Edit: My reference point here for “done” is: when growing for smoking, not pressing; when aiming for ~80 cloudy/~20 amber trichomes.
If the breeder has provided accurate flowering times then this would make little sense, but breeders are not the best trusted source as they are kinda salesmen.
This is very controversial on cannabis forums but science will tell you that some trichomes will never turn amber without withering and a withered trichome is a trichome that is harvested too late.
So unless your plant expresses what is referred to as early amber, waiting for trichs to turn amber is not the way to go.
This is science not my bro science opinion.
There is a very good thread here somewhere on this topic.

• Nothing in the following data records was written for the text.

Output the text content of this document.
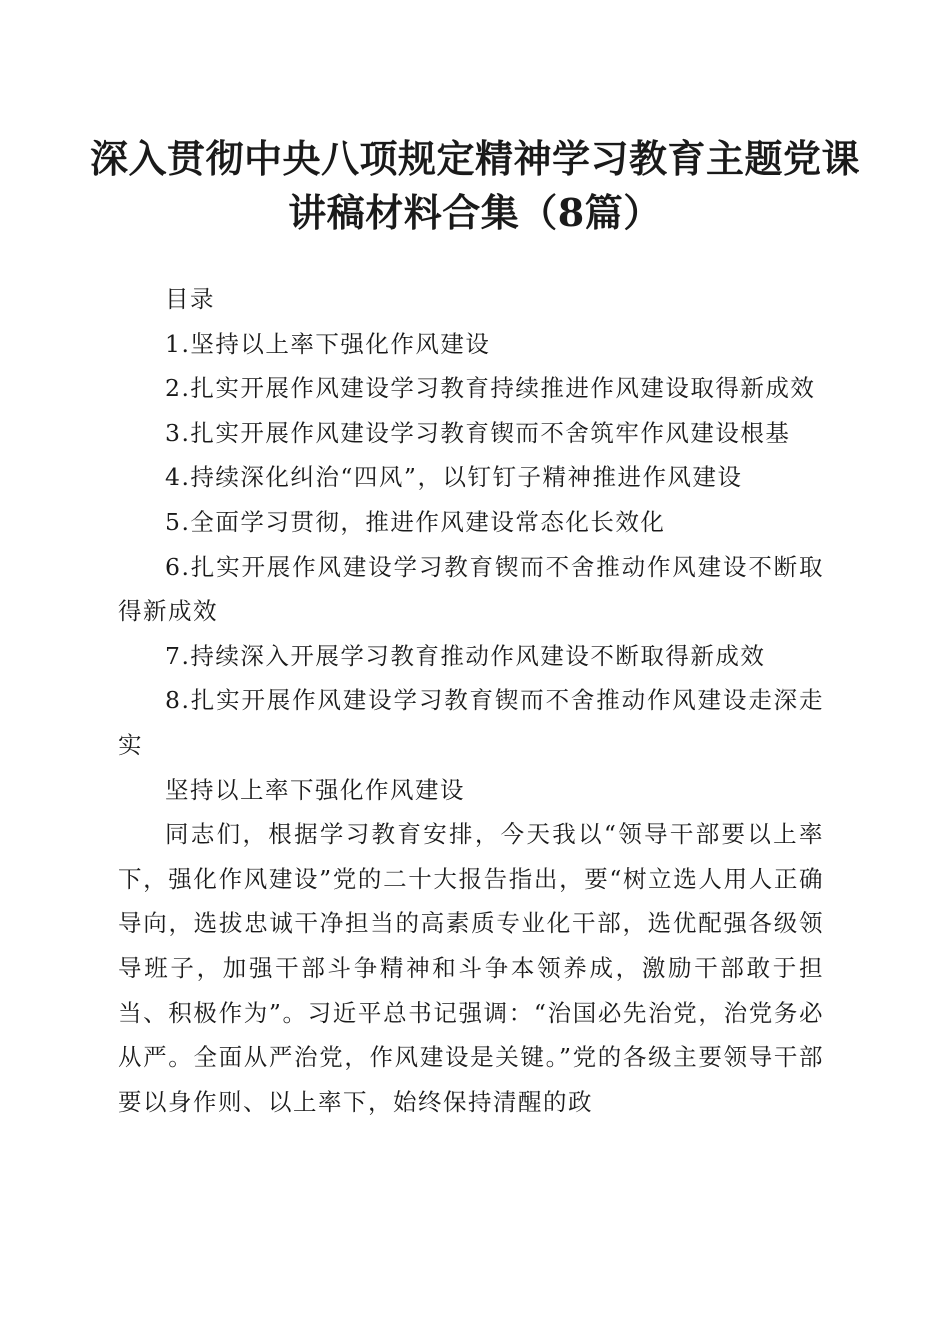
深入贯彻中央八项规定精神学习教育主题党课
讲稿材料合集（8篇）

目录

1.坚持以上率下强化作风建设

2.扎实开展作风建设学习教育持续推进作风建设取得新成效

3.扎实开展作风建设学习教育锲而不舍筑牢作风建设根基

4.持续深化纠治“四风”，以钉钉子精神推进作风建设

5.全面学习贯彻，推进作风建设常态化长效化

6.扎实开展作风建设学习教育锲而不舍推动作风建设不断取得新成效

7.持续深入开展学习教育推动作风建设不断取得新成效

8.扎实开展作风建设学习教育锲而不舍推动作风建设走深走实

坚持以上率下强化作风建设

同志们，根据学习教育安排，今天我以“领导干部要以上率下，强化作风建设”党的二十大报告指出，要“树立选人用人正确导向，选拔忠诚干净担当的高素质专业化干部，选优配强各级领导班子，加强干部斗争精神和斗争本领养成，激励干部敢于担当、积极作为”。习近平总书记强调：“治国必先治党，治党务必从严。全面从严治党，作风建设是关键。”党的各级主要领导干部要以身作则、以上率下，始终保持清醒的政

And from what I gather being in other cannabis forums, they are generally selling to fantastically-impatient teenaged boys. Who I was once. Hence, 8-10 weeks for everybody! lol
(But you see, this is a typical stoner move. Even the RESTAURANT industry has the good sense to consistently OVERestimate your wait for a table, so you sit down happy. Cannabis industry is more like, 'Fuck it, tell them 8 and ship it.")
Thank you. I take you at your word and that’s my new assumption, until it’s displaced by a better theory. I’m being serious, fyi.
I really prefer a creative, cerebral, awake high. If all the trichs could be cloudy, that’d be just fine for me. I was mostly looking for a few amber simply because I knew then that I probably wouldn’t be too EARLY to harvest it. (The first time I saw clear, cloudy and amber all at the same time, my OCD side went off like a roman candle. )
Might I suggest you find a point where some of the trichs are cloudy but most are still clear.
If the high is not quite there let more get cloudy but not all of them just yet.
If that is still not what your after let most of them if not all get cloudy.
But if the trichs are starting to dry up and wither you may have waited too long.
Unless you are looking for a sleepy type of high.
Some people consider “day 1 of flower” as the day that the lights are flipped. Others consider “day 1 of flower” as the day that the plants start to bud. If you use the latter, the breeder time is usually pretty close. I assume they use it just because it sounds better, and really it’s more accurate because the plants are basically still in veg until buds start to form. The stretch is like super vegging.
I gotcha, and that sounds good. In my very limited experience, it seemed like a long wagon train: at some point, mostly were cloudy. Maybe 5 percent were still clear, and 5 percent were amber, but 90 percent were cloudy. Thanks for this, man.
I have a theory that PPFD may not need to be reduced if water is consistently available.
I’m testing this with my current setup. Flowering at 11/13. PPFD is well over 1K and I’ve noticed plants can manage but require more refills of water. I’ll see if final results are worth it.
Interesting theory, let me know how it goes? I made the point about my managing heat, but what about light and its affect on trichome health just before harvest? It DOES make intuitive sense to me that we should be more gentle at the end – perhaps THAT is why backing off the PPFD?
I heard about it through Rasta Jeff (breeder for Irie genetics). He claims bigger weights from the switch but when I tried it, I didn’t notice a difference. Maybe if you run the same plant for a while and had data of what it produced with and without the switch you could make a case.